Well the other bottleneck is sanity, but :slight_smile:

This was my first thought. They even depicted them in the otherwise abominable GI Joe: Retaliation. The movie depicts one being used to create an earthquake that levels London, IIRC. I don’t know that they would necessarily create a seismic event as opposed to a simple explosion, but the fact remains that dropping something from orbit is probably the best way to increase kinetic projectiles to megaton yields.

The Tsar Bomba was 58 megatons. How big would these rods have to be to exceed that?

How much does that space station weigh?

That is an important point. If the OP question said “more powerful”, but specific designs for nuclear weapons have been studied to at least 50,000 megatons. Those could actually be built and the OP question is what alternative weapon which could be built is more powerful? I cannot think of anything.

Although there is no theoretical upper limit to fusion bombs, there is a gradual practical limit based on yield-to-weight ratio. This upper limit is 6 megatons per metric ton of mass: Nuclear weapon yield - Wikipedia

So a 50,000 megaton device would weigh 8,333 metric tons and would have to be delivered by ship. The largest bomb a Saturn V could lift would be about 816 megatons (136 metric ton LEO payload * 6 megatons per metric ton mass).

The largest bomb which could be airlifted would be 1,518 megatons by an AN-225: Antonov An-225 Mriya - Wikipedia

Of course due to the inverse cube law, it is extremely inefficient to use a single large bomb – whether conventional, nuclear or some hypothetical antimatter device. For a given payload mass it is much more efficient to use multiple smaller devices. This can be seen by experimenting with various yields on this simulator:

If using a small amount of antimatter as a potentiator for nuclear weapons is allowed, then extraordinarily powerful “weapons” can include, as we well know, box cutters.

I’m thinking setting off somehow an earthquake or tsunami; I think blowing up a dam (SD has explored this theory with the Aswan Dam) would be perhaps even more destructive.

Causing a criticality or other form of radioactive realize at a nuke plant would be less extensive but more long lasting.

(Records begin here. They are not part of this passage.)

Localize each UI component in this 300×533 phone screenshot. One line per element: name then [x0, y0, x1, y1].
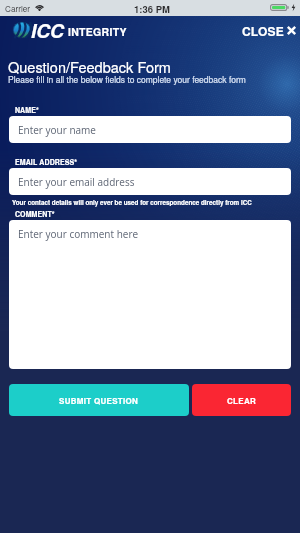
staticText: Enter your email address — [18, 175, 135, 189]
staticText: Enter your comment here — [18, 227, 139, 241]
staticText: Enter your name — [18, 123, 96, 137]
button[interactable]: Enter your email address — [9, 168, 291, 195]
staticText: EMAIL ADDRESS* — [15, 157, 78, 167]
button[interactable]: Enter your comment here — [9, 220, 291, 369]
button[interactable]: CLEAR — [192, 384, 291, 416]
staticText: ICC — [31, 17, 64, 44]
staticText: Please fill in all the below fields to c… — [8, 73, 246, 85]
staticText: Your contact details will only ever be u… — [12, 198, 252, 207]
button[interactable]: SUBMIT QUESTION — [9, 384, 189, 416]
button[interactable]: Close — [240, 21, 298, 40]
staticText: INTEGRITY — [68, 24, 127, 39]
staticText: CLOSE — [242, 22, 284, 39]
staticText: COMMENT* — [15, 209, 55, 219]
staticText: 1:36 PM — [134, 2, 170, 16]
staticText: SUBMIT QUESTION — [59, 395, 139, 406]
staticText: Carrier — [5, 3, 31, 15]
staticText: CLEAR — [227, 395, 257, 406]
staticText: NAME* — [15, 105, 39, 115]
staticText: Question/Feedback Form — [8, 56, 171, 77]
button[interactable]: Enter your name — [9, 116, 291, 143]
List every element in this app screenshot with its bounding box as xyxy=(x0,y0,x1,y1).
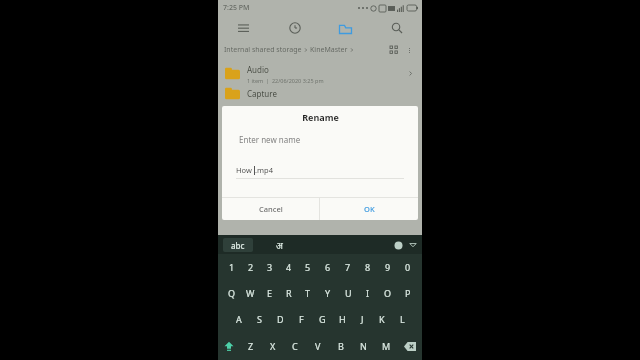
button[interactable]: Help xyxy=(390,237,406,253)
staticText: 2 xyxy=(248,261,254,273)
staticText: K xyxy=(379,313,385,325)
staticText: L xyxy=(400,313,405,325)
staticText: 4 xyxy=(286,261,292,273)
staticText: H xyxy=(339,313,346,325)
button[interactable]: Y xyxy=(318,280,338,306)
button[interactable]: B xyxy=(329,332,352,360)
staticText: D xyxy=(277,313,284,325)
button[interactable]: Shift xyxy=(218,332,240,360)
button[interactable]: Search xyxy=(371,16,422,40)
staticText: Capture xyxy=(247,88,277,99)
button[interactable]: More options xyxy=(402,43,416,57)
button[interactable]: 5 xyxy=(298,254,318,280)
button[interactable]: 1 xyxy=(222,254,241,280)
button[interactable]: KineMaster xyxy=(310,45,348,55)
staticText: 9 xyxy=(385,261,391,273)
staticText: 7 xyxy=(345,261,351,273)
button[interactable]: Recent xyxy=(269,16,320,40)
staticText: Enter new name xyxy=(239,134,301,145)
button[interactable]: Q xyxy=(222,280,241,306)
button[interactable]: V xyxy=(306,332,329,360)
staticText: E xyxy=(267,287,273,299)
button[interactable]: Menu xyxy=(218,16,269,40)
staticText: X xyxy=(270,340,276,352)
button[interactable]: 2 xyxy=(241,254,260,280)
staticText: Z xyxy=(248,340,254,352)
button[interactable]: T xyxy=(298,280,318,306)
button[interactable]: Z xyxy=(240,332,262,360)
staticText: N xyxy=(360,340,367,352)
button[interactable]: W xyxy=(241,280,260,306)
button[interactable]: N xyxy=(352,332,375,360)
button[interactable]: H xyxy=(332,306,352,332)
button[interactable]: 9 xyxy=(378,254,398,280)
button[interactable]: F xyxy=(291,306,312,332)
staticText: R xyxy=(286,287,292,299)
staticText: Y xyxy=(325,287,331,299)
staticText: S xyxy=(257,313,262,325)
button[interactable]: 6 xyxy=(318,254,338,280)
staticText: Audio xyxy=(247,64,269,75)
staticText: U xyxy=(345,287,352,299)
staticText: 8 xyxy=(365,261,371,273)
button[interactable]: J xyxy=(352,306,372,332)
staticText: OK xyxy=(364,204,375,214)
button[interactable]: Files xyxy=(320,16,371,40)
staticText: P xyxy=(405,287,411,299)
staticText: T xyxy=(305,287,311,299)
button[interactable]: Backspace xyxy=(398,332,422,360)
staticText: .mp4 xyxy=(255,165,273,175)
button[interactable]: S xyxy=(249,306,270,332)
staticText: G xyxy=(319,313,326,325)
staticText: J xyxy=(361,313,364,325)
button[interactable]: G xyxy=(312,306,332,332)
button[interactable]: O xyxy=(378,280,398,306)
button[interactable]: R xyxy=(279,280,298,306)
button[interactable]: K xyxy=(372,306,392,332)
button[interactable]: Capture xyxy=(218,87,422,101)
staticText: Rename xyxy=(302,111,339,123)
button[interactable]: 3 xyxy=(260,254,279,280)
staticText: 1 xyxy=(229,261,235,273)
button[interactable]: अ xyxy=(267,238,291,252)
button[interactable]: Cancel xyxy=(222,198,319,220)
staticText: W xyxy=(246,287,255,299)
button[interactable]: 0 xyxy=(398,254,418,280)
staticText: I xyxy=(366,287,370,299)
button[interactable]: I xyxy=(358,280,378,306)
staticText: M xyxy=(382,340,391,352)
staticText: 0 xyxy=(405,261,411,273)
button[interactable]: X xyxy=(262,332,284,360)
button[interactable]: U xyxy=(338,280,358,306)
button[interactable]: P xyxy=(398,280,418,306)
staticText: O xyxy=(384,287,392,299)
staticText: How xyxy=(236,165,254,175)
staticText: F xyxy=(299,313,304,325)
button[interactable]: 8 xyxy=(358,254,378,280)
button[interactable]: A xyxy=(228,306,249,332)
button[interactable]: D xyxy=(270,306,291,332)
button[interactable]: Audio xyxy=(218,60,422,87)
button[interactable]: How xyxy=(236,160,404,179)
button[interactable]: abc xyxy=(223,238,253,252)
staticText: 3 xyxy=(267,261,273,273)
staticText: B xyxy=(338,340,344,352)
button[interactable]: Grid view xyxy=(386,42,402,58)
button[interactable]: C xyxy=(284,332,306,360)
button[interactable]: 4 xyxy=(279,254,298,280)
button[interactable]: L xyxy=(392,306,412,332)
button[interactable]: Hide keyboard xyxy=(406,237,419,253)
button[interactable]: M xyxy=(375,332,398,360)
staticText: 7:25 PM xyxy=(223,3,250,13)
staticText: Cancel xyxy=(259,204,283,214)
button[interactable]: OK xyxy=(320,198,418,220)
staticText: 1 item | 22/06/2020 3:25 pm xyxy=(247,77,324,84)
button[interactable]: Internal shared storage xyxy=(224,45,302,55)
staticText: Q xyxy=(228,287,236,299)
staticText: V xyxy=(315,340,321,352)
staticText: 6 xyxy=(325,261,331,273)
staticText: अ xyxy=(276,239,283,251)
button[interactable]: E xyxy=(260,280,279,306)
button[interactable]: 7 xyxy=(338,254,358,280)
staticText: abc xyxy=(231,240,245,251)
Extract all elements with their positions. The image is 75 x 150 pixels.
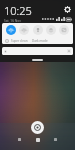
- button[interactable]: Quick setting toggle: [33, 25, 43, 35]
- staticText: Sat, 16 Nov: [4, 19, 21, 23]
- button[interactable]: Recents: [52, 136, 59, 143]
- button[interactable]: Quick setting toggle: [46, 25, 56, 35]
- button[interactable]: Settings: [63, 5, 72, 14]
- button[interactable]: Brightness slider: [2, 47, 73, 55]
- button[interactable]: Quick setting toggle: [59, 25, 69, 35]
- staticText: Super clean: [11, 39, 28, 43]
- button[interactable]: Camera: [31, 121, 44, 134]
- button[interactable]: Back: [16, 136, 23, 143]
- staticText: Dark mode: [32, 39, 48, 43]
- button[interactable]: Home: [34, 136, 41, 143]
- button[interactable]: Quick setting toggle: [19, 25, 29, 35]
- button[interactable]: Quick setting toggle: [6, 25, 16, 35]
- staticText: 10:25: [4, 3, 32, 18]
- button[interactable]: Expand quick settings: [32, 59, 43, 61]
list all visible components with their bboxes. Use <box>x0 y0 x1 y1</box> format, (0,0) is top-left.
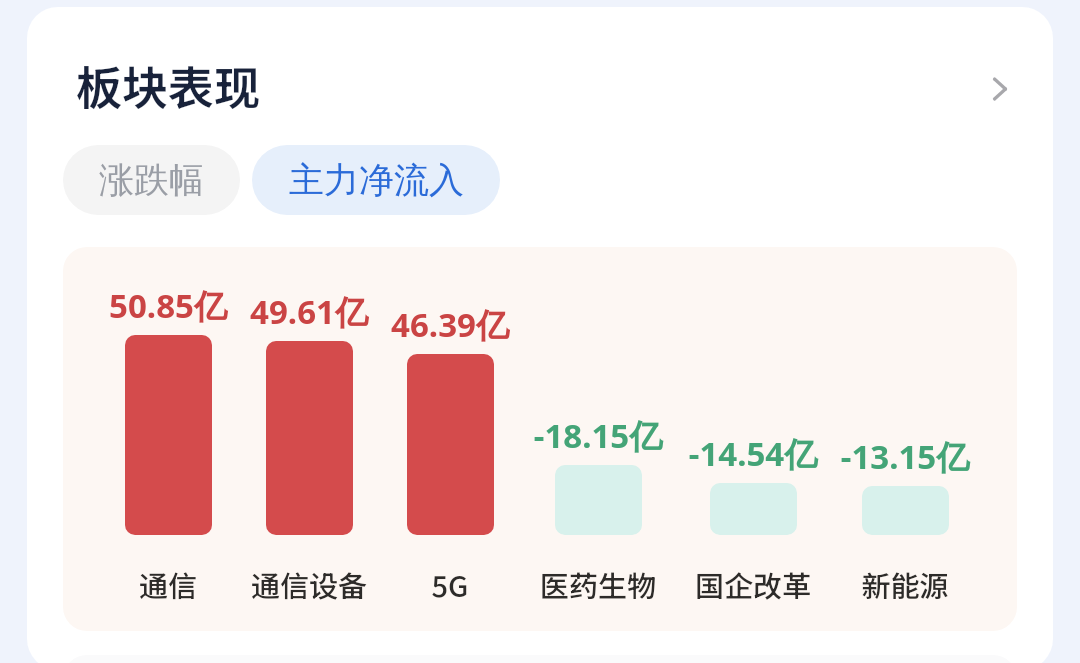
staticText: -14.54亿 <box>633 431 873 476</box>
staticText: -13.15亿 <box>785 434 1017 479</box>
button[interactable]: 主力净流入 <box>252 145 500 215</box>
staticText: 国企改革 <box>633 563 873 605</box>
button[interactable] <box>266 341 353 535</box>
button[interactable] <box>125 335 212 535</box>
staticText: 46.39亿 <box>330 302 570 347</box>
staticText: 50.85亿 <box>63 283 288 328</box>
staticText: 通信 <box>63 563 288 605</box>
staticText: 5G <box>330 563 570 605</box>
staticText: 医药生物 <box>478 563 718 605</box>
button[interactable] <box>407 354 494 535</box>
button[interactable]: 查看更多 板块表现 <box>952 41 1048 137</box>
button[interactable] <box>862 486 949 535</box>
staticText: 板块表现 <box>76 52 260 119</box>
button[interactable] <box>710 483 797 535</box>
button[interactable] <box>555 465 642 535</box>
staticText: -18.15亿 <box>478 413 718 458</box>
staticText: 49.61亿 <box>189 289 429 334</box>
staticText: 涨跌幅 <box>99 158 204 202</box>
button[interactable]: 涨跌幅 <box>63 145 240 215</box>
staticText: 新能源 <box>785 563 1017 605</box>
staticText: 主力净流入 <box>289 158 464 202</box>
staticText: 通信设备 <box>189 563 429 605</box>
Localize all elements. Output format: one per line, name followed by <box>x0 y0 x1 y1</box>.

Of course sometimes your enemies don’t have nuke plants around.

How hard would it be to inflate a giant lens in orbit? A small magnifying glass can be used to torture insects; a large lens focused on a Daesh stronghold might cause considerable discomfort.

Megadeth: Breaking the Aswan Dam

Dropping things from space is only practical if you got the things from space to begin with. If you’re just going to launch them yourself with a rocket, then you might as well use the rocket itself as your bomb: It’s at least the same energy, and in practice a whole lot more (because rockets are really inefficient). But of course, rockets (current ones, at least) get all of their energy from chemical reactions, which fall far short of nuclear reactions.

Well yeah, but you can use multiple rockets over time to bring more mass into space that can be carried on a singular rocket. It’s very much not cost-efficient, but military stuff generally isn’t anyway. The F-35 is my cite :D.

The ISS has a mass of 419,455 kg (924,740 lb)-close to a half million tons. Is that large enough?

If you define a ton as two pounds, sure.